Sense, the charity for people who are both deaf and blind, claims that many sufferers could become lonely and depressed due to a lack of support.
Its research, conducted with Birmingham University, reveals a lack of awareness regarding specialist help.
Of the 88 deaf and blind care home residents surveyed, none were aware of expert services that offer support for people affected by both conditions.
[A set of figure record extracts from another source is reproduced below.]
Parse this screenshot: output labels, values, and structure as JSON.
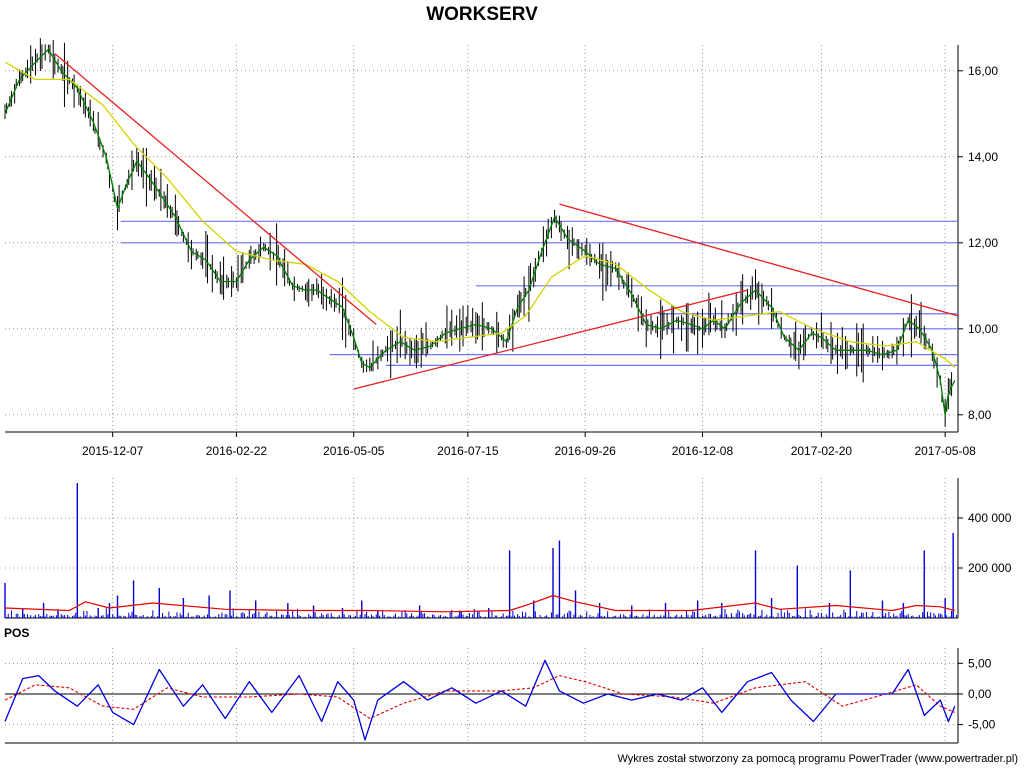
{
  "title": "WORKSERV",
  "footer": "Wykres został stworzony za pomocą programu PowerTrader (www.powertrader.pl)",
  "colors": {
    "price": "#000000",
    "moving_average": "#d4d400",
    "short_ma": "#008000",
    "trendline": "#e82020",
    "level": "#6f74f0",
    "volume": "#0000d0",
    "volume_ma": "#e80000",
    "pos": "#0000e0",
    "pos_signal": "#e00000",
    "grid": "#909090"
  },
  "chart_data": [
    {
      "type": "line",
      "pane": "price",
      "title": "WORKSERV",
      "x_tick_labels": [
        "2015-12-07",
        "2016-02-22",
        "2016-05-05",
        "2016-07-15",
        "2016-09-26",
        "2016-12-08",
        "2017-02-20",
        "2017-05-08"
      ],
      "y_tick_labels": [
        "16,00",
        "14,00",
        "12,00",
        "10,00",
        "8,00"
      ],
      "y_ticks": [
        16,
        14,
        12,
        10,
        8
      ],
      "ylim": [
        7.6,
        16.6
      ],
      "xlim": [
        "2015-10-01",
        "2017-05-16"
      ],
      "grid": true,
      "series": [
        {
          "kind": "price",
          "x": [
            "2015-10-01",
            "2015-10-10",
            "2015-10-20",
            "2015-10-28",
            "2015-11-05",
            "2015-11-15",
            "2015-11-25",
            "2015-12-03",
            "2015-12-10",
            "2015-12-15",
            "2015-12-22",
            "2015-12-30",
            "2016-01-08",
            "2016-01-15",
            "2016-01-25",
            "2016-02-03",
            "2016-02-12",
            "2016-02-22",
            "2016-03-01",
            "2016-03-10",
            "2016-03-18",
            "2016-03-28",
            "2016-04-05",
            "2016-04-12",
            "2016-04-20",
            "2016-04-28",
            "2016-05-05",
            "2016-05-10",
            "2016-05-15",
            "2016-05-25",
            "2016-06-03",
            "2016-06-12",
            "2016-06-22",
            "2016-07-01",
            "2016-07-10",
            "2016-07-20",
            "2016-07-30",
            "2016-08-08",
            "2016-08-15",
            "2016-08-22",
            "2016-08-30",
            "2016-09-07",
            "2016-09-15",
            "2016-09-26",
            "2016-10-05",
            "2016-10-15",
            "2016-10-25",
            "2016-11-03",
            "2016-11-12",
            "2016-11-22",
            "2016-12-01",
            "2016-12-08",
            "2016-12-15",
            "2016-12-22",
            "2017-01-01",
            "2017-01-10",
            "2017-01-20",
            "2017-01-28",
            "2017-02-06",
            "2017-02-14",
            "2017-02-20",
            "2017-03-01",
            "2017-03-10",
            "2017-03-20",
            "2017-03-30",
            "2017-04-08",
            "2017-04-15",
            "2017-04-22",
            "2017-04-30",
            "2017-05-05",
            "2017-05-08",
            "2017-05-10",
            "2017-05-14"
          ],
          "y": [
            15.0,
            15.8,
            16.2,
            16.5,
            16.0,
            15.6,
            14.8,
            14.0,
            12.8,
            13.3,
            13.9,
            13.5,
            13.0,
            12.6,
            11.8,
            11.6,
            11.1,
            11.1,
            11.6,
            11.9,
            11.7,
            11.0,
            10.9,
            10.9,
            10.7,
            10.5,
            9.8,
            9.2,
            9.1,
            9.5,
            9.7,
            9.5,
            9.6,
            9.9,
            10.0,
            10.1,
            10.0,
            9.7,
            10.5,
            10.9,
            11.8,
            12.6,
            12.1,
            11.8,
            11.5,
            11.4,
            10.8,
            10.1,
            10.0,
            10.2,
            10.1,
            10.0,
            10.2,
            10.0,
            10.6,
            10.9,
            10.5,
            9.8,
            9.5,
            9.9,
            9.8,
            9.5,
            9.5,
            9.5,
            9.4,
            9.5,
            10.2,
            10.0,
            9.5,
            8.8,
            8.0,
            8.5,
            8.8
          ]
        },
        {
          "kind": "moving_average",
          "x": [
            "2015-10-01",
            "2015-10-20",
            "2015-11-10",
            "2015-12-01",
            "2015-12-20",
            "2016-01-10",
            "2016-02-01",
            "2016-02-22",
            "2016-03-15",
            "2016-04-05",
            "2016-04-25",
            "2016-05-15",
            "2016-06-05",
            "2016-06-25",
            "2016-07-15",
            "2016-08-05",
            "2016-08-20",
            "2016-09-05",
            "2016-09-26",
            "2016-10-15",
            "2016-11-05",
            "2016-11-25",
            "2016-12-15",
            "2017-01-05",
            "2017-01-25",
            "2017-02-15",
            "2017-03-10",
            "2017-04-01",
            "2017-04-20",
            "2017-05-08",
            "2017-05-14"
          ],
          "y": [
            16.2,
            15.8,
            15.8,
            15.2,
            14.3,
            13.5,
            12.5,
            11.8,
            11.6,
            11.5,
            11.1,
            10.4,
            9.8,
            9.7,
            9.8,
            9.9,
            10.3,
            11.2,
            11.7,
            11.5,
            10.9,
            10.4,
            10.2,
            10.3,
            10.4,
            10.0,
            9.7,
            9.6,
            9.7,
            9.3,
            9.1
          ]
        }
      ],
      "trendlines": [
        {
          "x": [
            "2015-11-01",
            "2016-05-19"
          ],
          "y": [
            16.4,
            10.1
          ]
        },
        {
          "x": [
            "2016-05-05",
            "2017-01-05"
          ],
          "y": [
            8.6,
            10.9
          ]
        },
        {
          "x": [
            "2016-09-10",
            "2017-05-16"
          ],
          "y": [
            12.9,
            10.3
          ]
        }
      ],
      "levels": [
        {
          "y": 12.5,
          "x": [
            "2015-12-12",
            "2017-05-16"
          ]
        },
        {
          "y": 12.0,
          "x": [
            "2015-12-12",
            "2017-05-16"
          ]
        },
        {
          "y": 11.0,
          "x": [
            "2016-07-20",
            "2017-05-16"
          ]
        },
        {
          "y": 10.35,
          "x": [
            "2016-11-10",
            "2017-05-16"
          ]
        },
        {
          "y": 10.0,
          "x": [
            "2016-11-15",
            "2017-05-16"
          ]
        },
        {
          "y": 9.4,
          "x": [
            "2016-04-20",
            "2017-05-16"
          ]
        },
        {
          "y": 9.15,
          "x": [
            "2016-05-25",
            "2017-05-16"
          ]
        }
      ]
    },
    {
      "type": "bar",
      "pane": "volume",
      "y_tick_labels": [
        "400 000",
        "200 000"
      ],
      "y_ticks": [
        400000,
        200000
      ],
      "ylim": [
        0,
        560000
      ],
      "series": [
        {
          "kind": "volume",
          "x": [
            "2015-10-01",
            "2015-10-12",
            "2015-10-25",
            "2015-11-03",
            "2015-11-15",
            "2015-11-28",
            "2015-12-05",
            "2015-12-10",
            "2015-12-20",
            "2016-01-05",
            "2016-01-20",
            "2016-02-05",
            "2016-02-18",
            "2016-03-05",
            "2016-03-25",
            "2016-04-10",
            "2016-04-28",
            "2016-05-10",
            "2016-05-20",
            "2016-06-15",
            "2016-07-10",
            "2016-07-28",
            "2016-08-10",
            "2016-08-25",
            "2016-09-06",
            "2016-09-10",
            "2016-09-20",
            "2016-10-05",
            "2016-10-25",
            "2016-11-15",
            "2016-12-05",
            "2016-12-20",
            "2017-01-10",
            "2017-01-20",
            "2017-02-05",
            "2017-02-25",
            "2017-03-10",
            "2017-03-30",
            "2017-04-12",
            "2017-04-25",
            "2017-05-08",
            "2017-05-13"
          ],
          "y": [
            140000,
            40000,
            60000,
            30000,
            540000,
            40000,
            60000,
            90000,
            150000,
            120000,
            80000,
            90000,
            110000,
            70000,
            60000,
            50000,
            40000,
            70000,
            30000,
            50000,
            30000,
            40000,
            270000,
            70000,
            280000,
            310000,
            110000,
            60000,
            50000,
            60000,
            70000,
            60000,
            270000,
            80000,
            210000,
            60000,
            190000,
            70000,
            60000,
            270000,
            80000,
            340000
          ]
        },
        {
          "kind": "volume_ma",
          "x": [
            "2015-10-01",
            "2015-11-10",
            "2015-11-20",
            "2015-12-05",
            "2016-01-01",
            "2016-02-15",
            "2016-04-01",
            "2016-05-15",
            "2016-07-01",
            "2016-08-10",
            "2016-08-22",
            "2016-09-06",
            "2016-09-20",
            "2016-10-15",
            "2016-12-01",
            "2017-01-10",
            "2017-01-25",
            "2017-03-01",
            "2017-04-05",
            "2017-04-20",
            "2017-05-05",
            "2017-05-14"
          ],
          "y": [
            40000,
            30000,
            65000,
            40000,
            60000,
            35000,
            30000,
            30000,
            25000,
            30000,
            55000,
            90000,
            65000,
            30000,
            30000,
            60000,
            35000,
            50000,
            30000,
            50000,
            45000,
            30000
          ]
        }
      ]
    },
    {
      "type": "line",
      "pane": "oscillator",
      "name": "POS",
      "y_tick_labels": [
        "5,00",
        "0,00",
        "-5,00"
      ],
      "y_ticks": [
        5,
        0,
        -5
      ],
      "ylim": [
        -8,
        7.5
      ],
      "series": [
        {
          "kind": "pos",
          "x": [
            "2015-10-01",
            "2015-10-12",
            "2015-10-22",
            "2015-11-01",
            "2015-11-15",
            "2015-11-28",
            "2015-12-07",
            "2015-12-20",
            "2016-01-05",
            "2016-01-20",
            "2016-02-01",
            "2016-02-15",
            "2016-03-01",
            "2016-03-15",
            "2016-04-01",
            "2016-04-15",
            "2016-04-25",
            "2016-05-05",
            "2016-05-12",
            "2016-05-20",
            "2016-06-05",
            "2016-06-20",
            "2016-07-05",
            "2016-07-20",
            "2016-08-05",
            "2016-08-20",
            "2016-09-01",
            "2016-09-10",
            "2016-09-25",
            "2016-10-10",
            "2016-10-25",
            "2016-11-10",
            "2016-11-25",
            "2016-12-08",
            "2016-12-20",
            "2017-01-05",
            "2017-01-20",
            "2017-02-01",
            "2017-02-15",
            "2017-03-01",
            "2017-03-20",
            "2017-04-05",
            "2017-04-15",
            "2017-04-25",
            "2017-05-05",
            "2017-05-10",
            "2017-05-14"
          ],
          "y": [
            -4.5,
            2.5,
            3.0,
            0.5,
            -2.0,
            1.5,
            -3.0,
            -5.0,
            4.0,
            -2.0,
            1.5,
            -4.0,
            2.0,
            -3.0,
            3.0,
            -4.5,
            2.0,
            -1.0,
            -7.5,
            -1.0,
            2.0,
            -1.0,
            1.0,
            -1.5,
            0.5,
            -2.0,
            5.5,
            0.5,
            -1.5,
            0.0,
            -1.0,
            0.0,
            -1.0,
            1.0,
            -3.0,
            2.0,
            3.5,
            -1.0,
            -4.5,
            0.0,
            0.0,
            0.0,
            4.0,
            -3.5,
            -1.0,
            -4.5,
            -2.0
          ]
        },
        {
          "kind": "pos_signal",
          "x": [
            "2015-10-01",
            "2015-10-20",
            "2015-11-10",
            "2015-12-01",
            "2015-12-20",
            "2016-01-10",
            "2016-02-01",
            "2016-03-01",
            "2016-04-01",
            "2016-04-25",
            "2016-05-15",
            "2016-06-05",
            "2016-07-01",
            "2016-08-05",
            "2016-08-25",
            "2016-09-10",
            "2016-09-26",
            "2016-10-20",
            "2016-11-20",
            "2016-12-15",
            "2017-01-10",
            "2017-02-10",
            "2017-03-05",
            "2017-04-01",
            "2017-04-20",
            "2017-05-05",
            "2017-05-14"
          ],
          "y": [
            -1.0,
            1.5,
            1.0,
            -2.0,
            -2.5,
            1.0,
            -0.5,
            -0.5,
            0.0,
            -0.5,
            -4.0,
            -1.5,
            0.5,
            0.5,
            1.0,
            3.0,
            2.0,
            0.0,
            -0.5,
            -1.5,
            1.0,
            2.0,
            -2.0,
            0.0,
            1.5,
            -2.0,
            -3.0
          ]
        }
      ]
    }
  ]
}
Around 220,000 people across the UK suffer from deafblindness, which heightens the effects of both impairments.
The condition is a combination of sight and hearing loss that affects a person's ability to communicate, to access all kinds of information, and to get around.
'Many hearing and sight problems develop gradually as people age, so there is a common view that this is a normal, inevitable part of life and that nothing can be done about it,' said Richard Kramer, Sense deputy chief executive.
'We fear because of this many people are missing out on vital help and support, often leading to loneliness and isolation.'
Help is available
Despite what people may think, there are support and services available to help older people and their families deal with sight and hearing difficulties.
Such networks can help deafblindness sufferers and their loved ones make informed choices about how they wish to live.
Mr Kramer called on local authorities to do their part, claiming they have a duty of care towards older people with both sight and hearing difficulties.
He wants them to invest in services that can guide older people to live independently and enjoy life rather than leaving them isolated in their own homes.
The research even revealed that some care home staff are unaware that the people they look after have hearing or sight problems.
It also found that 'very few' carers have received the relevant training needed to deal with people who suffer from deafblindness.